The Core Curriculum Council completed its review of nearly every course in the catalog, to align with the new mandated state core curriculum rules, with a result that is both more streamlined and also offers more options for many students.
“Time would fail me to recount all your other significant actions as a senate; that's what we have minutes and archives for—thanks, Dale!
“Thanks also to all of you, for serving as well on all the other senate and university committees, task forces, working groups, etc., which have faculty seats.  It has been very satisfying to know that you collectively have such broad knowledge and experience that I can confidently recommend you to these positions.  I have also been pardonably proud to see so many senators and former senators on every kind of award and recognition list, such as former senator Rafael Lara-Alecio at the most recent Association of Former Students awards ceremony, and current senators Louise Abbott and Kim Hill receiving the Presidential Professor for Teaching Excellence Awards at commencement.
“I would also like to thank all the members of the Executive Committee for their tireless efforts.  EC, please stand and be recognized.
“I understand this is the last meeting for senators Mike Greenwald and Ed Harris, who are retiring from the university; Mike and Ed, would you please stand and be recognized.
“Thanks also to former President Loftin, President Hussey, Dean of Faculties Benedik, and Provost Watson, all previously faculty senators and speakers, for their constant engagement and support; it's good to have friends in high places!
“My hair had already turned gray and loose when I became Speaker, but Jim has a full head—better look out, Jim! 
“Thank you.”
Election of the Faculty Senate Executive Committee
        Speaker Elect
        Secretary Treasurer
        Members at Large
The Senate then moved to the election of the new speaker-elect. The candidates were Bob Strawser of Mays Business School and Jose Fernandez-Solis of Architecture, both of whom provided brief comments on their views of the office and what they would bring to it.
After the ballots were counted by the Elections Committee, it was announced that Bob Strawser had been elected speaker-elect.
Dale Rice was re-elected secretary by acclamation.
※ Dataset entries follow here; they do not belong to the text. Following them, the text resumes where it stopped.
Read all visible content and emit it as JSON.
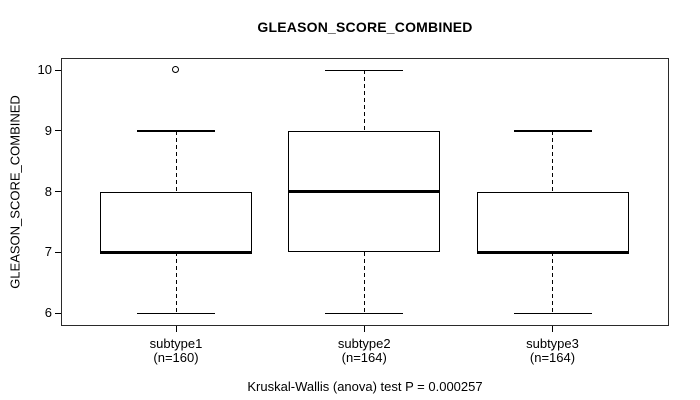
{
  "figure": {
    "title": "GLEASON_SCORE_COMBINED",
    "y_axis_label": "GLEASON_SCORE_COMBINED",
    "footer": "Kruskal-Wallis (anova) test P = 0.000257",
    "background_color": "#ffffff",
    "line_color": "#000000"
  },
  "chart_data": {
    "type": "boxplot",
    "title": "GLEASON_SCORE_COMBINED",
    "xlabel": "",
    "ylabel": "GLEASON_SCORE_COMBINED",
    "ylim": [
      5.8,
      10.2
    ],
    "yticks": [
      6,
      7,
      8,
      9,
      10
    ],
    "grid": false,
    "legend": "none",
    "annotation": "Kruskal-Wallis (anova) test P = 0.000257",
    "categories": [
      "subtype1",
      "subtype2",
      "subtype3"
    ],
    "groups": [
      {
        "label": "subtype1",
        "sublabel": "(n=160)",
        "n": 160,
        "whisker_low": 6,
        "q1": 7,
        "median": 7,
        "q3": 8,
        "whisker_high": 9,
        "outliers": [
          10
        ]
      },
      {
        "label": "subtype2",
        "sublabel": "(n=164)",
        "n": 164,
        "whisker_low": 6,
        "q1": 7,
        "median": 8,
        "q3": 9,
        "whisker_high": 10,
        "outliers": []
      },
      {
        "label": "subtype3",
        "sublabel": "(n=164)",
        "n": 164,
        "whisker_low": 6,
        "q1": 7,
        "median": 7,
        "q3": 8,
        "whisker_high": 9,
        "outliers": []
      }
    ]
  }
}
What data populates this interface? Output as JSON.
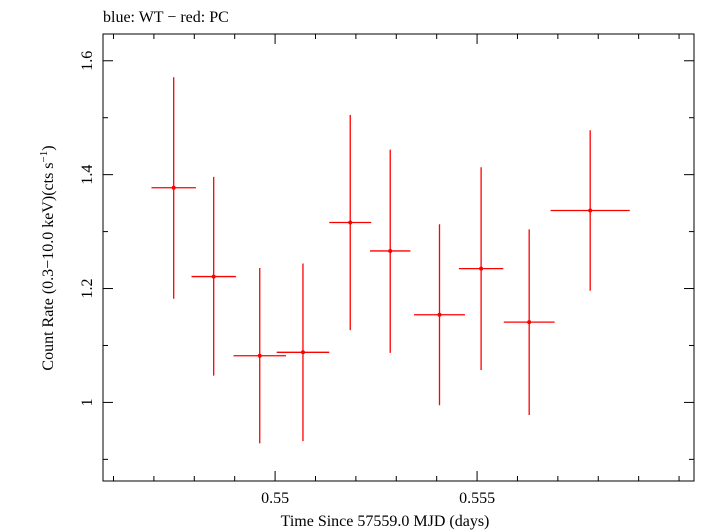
{
  "chart_data": {
    "type": "scatter",
    "title": "blue: WT − red: PC",
    "xlabel": "Time Since 57559.0 MJD (days)",
    "ylabel_main": "Count Rate (0.3−10.0 keV)(cts s",
    "ylabel_sup": "−1",
    "ylabel_close": ")",
    "xlim": [
      0.54574,
      0.56037
    ],
    "ylim": [
      0.862,
      1.647
    ],
    "x_ticks": [
      0.55,
      0.555
    ],
    "x_tick_labels": [
      "0.55",
      "0.555"
    ],
    "y_ticks": [
      1.0,
      1.2,
      1.4,
      1.6
    ],
    "y_tick_labels": [
      "1",
      "1.2",
      "1.4",
      "1.6"
    ],
    "series": [
      {
        "color": "#ff0000",
        "points": [
          {
            "x": 0.54749,
            "y": 1.377,
            "xerr": 0.00055,
            "ylo": 1.182,
            "yhi": 1.571
          },
          {
            "x": 0.54848,
            "y": 1.221,
            "xerr": 0.00055,
            "ylo": 1.047,
            "yhi": 1.396
          },
          {
            "x": 0.54962,
            "y": 1.082,
            "xerr": 0.00065,
            "ylo": 0.928,
            "yhi": 1.236
          },
          {
            "x": 0.55069,
            "y": 1.088,
            "xerr": 0.00065,
            "ylo": 0.932,
            "yhi": 1.244
          },
          {
            "x": 0.55186,
            "y": 1.316,
            "xerr": 0.00052,
            "ylo": 1.127,
            "yhi": 1.505
          },
          {
            "x": 0.55285,
            "y": 1.266,
            "xerr": 0.0005,
            "ylo": 1.087,
            "yhi": 1.444
          },
          {
            "x": 0.55407,
            "y": 1.154,
            "xerr": 0.00063,
            "ylo": 0.995,
            "yhi": 1.313
          },
          {
            "x": 0.5551,
            "y": 1.235,
            "xerr": 0.00055,
            "ylo": 1.057,
            "yhi": 1.413
          },
          {
            "x": 0.55629,
            "y": 1.141,
            "xerr": 0.00063,
            "ylo": 0.978,
            "yhi": 1.304
          },
          {
            "x": 0.5578,
            "y": 1.337,
            "xerr": 0.00098,
            "ylo": 1.196,
            "yhi": 1.478
          }
        ]
      }
    ]
  }
}
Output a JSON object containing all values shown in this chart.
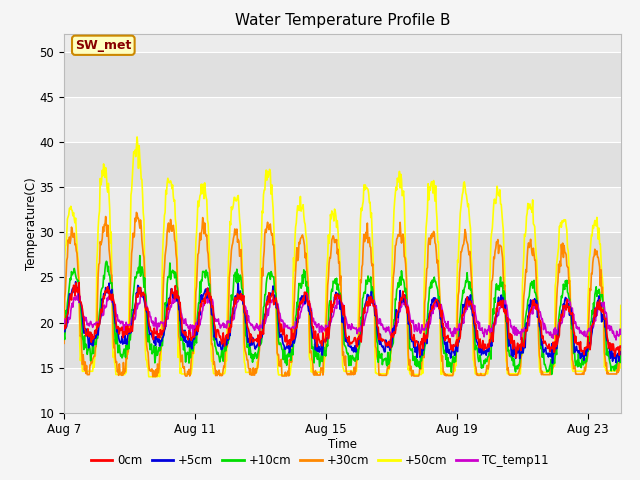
{
  "title": "Water Temperature Profile B",
  "xlabel": "Time",
  "ylabel": "Temperature(C)",
  "ylim": [
    10,
    52
  ],
  "yticks": [
    10,
    15,
    20,
    25,
    30,
    35,
    40,
    45,
    50
  ],
  "xtick_labels": [
    "Aug 7",
    "Aug 11",
    "Aug 15",
    "Aug 19",
    "Aug 23"
  ],
  "xtick_positions": [
    0,
    4,
    8,
    12,
    16
  ],
  "annotation_text": "SW_met",
  "annotation_bg": "#ffffc0",
  "annotation_border": "#cc8800",
  "annotation_fg": "#880000",
  "plot_bg_light": "#ececec",
  "plot_bg_dark": "#e0e0e0",
  "grid_color": "#ffffff",
  "fig_bg": "#f5f5f5",
  "series_colors": [
    "#ff0000",
    "#0000dd",
    "#00dd00",
    "#ff8800",
    "#ffff00",
    "#cc00cc"
  ],
  "series_labels": [
    "0cm",
    "+5cm",
    "+10cm",
    "+30cm",
    "+50cm",
    "TC_temp11"
  ],
  "n_days": 17,
  "pts_per_day": 48
}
Nominees for the Executive Committee included Leonard Bierman of the Mays Business School, Leonard Bright of the Bush School, Jonathan Coopersmith of Liberal Arts, Janice Epstein of Science, Andrew Klein of Geosciences, Tom Linton of Galveston, Clint Magill of Agriculture and Life Sciences, Rajesh Miranda of the College of Medicine, and Jose Fernandez-Solis of Architecture.
After the ballots were counted by the Elections Committee, it was announced that Leonard Bierman, Leonard Bright, Jonathan Coopersmith, Janice Epstein, Clint Magill, and Rajesh Miranda had been elected.
Committee of the Whole
The meeting then was turned over to Speaker-elect Strawser for the Committee of the Whole.
Marty Louder of Mays Business School asked if any administrators present knew when faculty would be able to see the completed text of the PricewaterhouseCoopers report. Provost Watson said she did not know.
Angie Price of Engineering, a member of the University Transportation Advisory Committee, said officials were looking at game day traffic, trying to see how they can make patterns flow easier.  She also noted there was a $14 million price tag on a new RV lot for West Campus, $13 million of which would come from fees and the rest from the Chancellor’s Office. Faculty members on the committee will vehemently oppose any increase from parking fees that others pay to cover that, she said.
Jonathan Coopersmith of Liberal Arts, also a Transportation Committee member, added that Transportation Services was putting in a lot of time and energy on game day traffic and the campus should expect to see changes next year.
The meeting was turned back to Speaker Woosley and adjourned at 5:05 p.m.